This course is an introduction to Computational Social Sciences (CSS). Over the last two
decades, the amount of data available in text format, the methods and computational power
available to analyze it, have drastically increased. This course aims to introduce participants to
the use of computational methods to answer questions of the social sciences. The objective is to
demystify their complexity and to show how social scientists, both qualitative and quantitative,
can take advantage of data collected from the internet, and text analysis methods. The class
covers a variety of different methods used in CSS, including web scraping, text mining, topic
modelling, word embeddings, and supervised machine learning using Transformer models and
LLMs.
Objectives
This class has three main goals. First, we want to help students understand how to address
data limitations by automatically collecting textual data and choosing the right corpora for
their research interests. Second, we aim to expose students to various practical methods for
analyzing text quantitatively, enabling them to conduct their own research and potentially
prepare for more extensive projects like a Master's thesis. Lastly, we hope that students will
improve their programming skills and grasp quantitative reasoning, which can be applied to
handle different types of data, not just text.

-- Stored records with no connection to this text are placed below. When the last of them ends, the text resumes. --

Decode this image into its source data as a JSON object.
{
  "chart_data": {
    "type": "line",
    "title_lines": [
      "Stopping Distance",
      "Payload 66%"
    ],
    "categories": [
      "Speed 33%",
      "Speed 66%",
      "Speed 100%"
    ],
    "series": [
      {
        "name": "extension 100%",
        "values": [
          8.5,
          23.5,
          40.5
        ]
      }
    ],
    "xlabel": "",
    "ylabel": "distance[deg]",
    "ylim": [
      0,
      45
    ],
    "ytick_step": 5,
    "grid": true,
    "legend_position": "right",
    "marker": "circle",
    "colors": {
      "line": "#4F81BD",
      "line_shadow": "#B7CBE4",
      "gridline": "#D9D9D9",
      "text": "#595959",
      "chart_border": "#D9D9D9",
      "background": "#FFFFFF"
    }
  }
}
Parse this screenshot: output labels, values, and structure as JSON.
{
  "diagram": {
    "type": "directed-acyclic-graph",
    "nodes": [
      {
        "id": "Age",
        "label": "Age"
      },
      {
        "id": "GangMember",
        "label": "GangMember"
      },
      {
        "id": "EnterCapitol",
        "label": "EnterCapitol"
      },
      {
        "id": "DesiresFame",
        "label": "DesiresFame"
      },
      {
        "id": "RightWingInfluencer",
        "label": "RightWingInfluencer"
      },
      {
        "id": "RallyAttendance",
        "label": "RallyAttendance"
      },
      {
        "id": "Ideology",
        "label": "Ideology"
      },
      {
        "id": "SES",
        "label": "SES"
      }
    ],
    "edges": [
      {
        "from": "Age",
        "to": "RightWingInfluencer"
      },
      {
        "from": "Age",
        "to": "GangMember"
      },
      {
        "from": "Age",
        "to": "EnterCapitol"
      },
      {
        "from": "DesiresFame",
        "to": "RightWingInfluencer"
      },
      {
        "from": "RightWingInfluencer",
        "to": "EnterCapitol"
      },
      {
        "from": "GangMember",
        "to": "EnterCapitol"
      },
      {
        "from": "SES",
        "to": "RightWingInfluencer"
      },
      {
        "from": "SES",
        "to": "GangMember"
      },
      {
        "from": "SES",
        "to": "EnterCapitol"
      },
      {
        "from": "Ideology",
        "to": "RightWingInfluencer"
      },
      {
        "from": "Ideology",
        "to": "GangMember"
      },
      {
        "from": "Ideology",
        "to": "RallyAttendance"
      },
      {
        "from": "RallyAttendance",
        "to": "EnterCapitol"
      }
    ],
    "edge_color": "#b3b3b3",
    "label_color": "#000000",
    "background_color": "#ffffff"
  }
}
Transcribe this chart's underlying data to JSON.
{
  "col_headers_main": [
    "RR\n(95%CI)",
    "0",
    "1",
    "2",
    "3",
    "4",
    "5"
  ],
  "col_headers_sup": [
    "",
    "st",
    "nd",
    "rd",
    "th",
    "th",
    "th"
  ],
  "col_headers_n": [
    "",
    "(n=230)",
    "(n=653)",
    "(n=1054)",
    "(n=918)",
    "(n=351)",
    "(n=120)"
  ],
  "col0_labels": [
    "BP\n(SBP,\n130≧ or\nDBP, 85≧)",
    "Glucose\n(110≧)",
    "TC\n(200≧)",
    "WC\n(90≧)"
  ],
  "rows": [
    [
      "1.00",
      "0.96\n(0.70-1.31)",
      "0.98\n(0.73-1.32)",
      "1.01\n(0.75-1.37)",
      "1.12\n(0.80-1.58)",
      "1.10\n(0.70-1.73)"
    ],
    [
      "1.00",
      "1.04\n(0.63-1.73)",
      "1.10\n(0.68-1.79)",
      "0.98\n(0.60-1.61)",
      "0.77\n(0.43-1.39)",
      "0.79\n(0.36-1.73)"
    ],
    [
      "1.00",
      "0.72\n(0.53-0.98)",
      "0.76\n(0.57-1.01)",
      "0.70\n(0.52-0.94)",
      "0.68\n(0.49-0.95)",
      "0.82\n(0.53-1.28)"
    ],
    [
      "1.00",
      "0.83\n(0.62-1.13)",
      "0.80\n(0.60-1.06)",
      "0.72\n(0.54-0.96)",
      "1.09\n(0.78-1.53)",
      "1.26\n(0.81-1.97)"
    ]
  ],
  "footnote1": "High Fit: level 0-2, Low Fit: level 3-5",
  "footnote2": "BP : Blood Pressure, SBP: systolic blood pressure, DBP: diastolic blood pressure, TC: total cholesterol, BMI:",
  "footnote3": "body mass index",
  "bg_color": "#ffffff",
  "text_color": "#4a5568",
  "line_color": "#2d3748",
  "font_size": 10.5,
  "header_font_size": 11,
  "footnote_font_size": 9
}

The course will take place over a span of five days and integrates lectures with hands-on labsessions
to apply the methods. Each morning session, lasting for two hours, is dedicated to
presenting comprehensive content on the methods employed. This includes an exploration of
the underlying logic, advantages, disadvantages, and typical applications of the methods discussed.
In the afternoon, the first session will focus on demonstrating the practical application
of these methods. The final session of each day is designed to actively engage students in
applying the knowledge they have acquired throughout the day.
Pre-requisites
The course requires basic knowledge of RStudio. In terms of coding skills, this course picks
up where the RStudio lab sessions for the Quantitative Methods II of the School of Research
lecture ended. The final day introduces students to a text analysis application in Python, but
no knowledge of this language is required.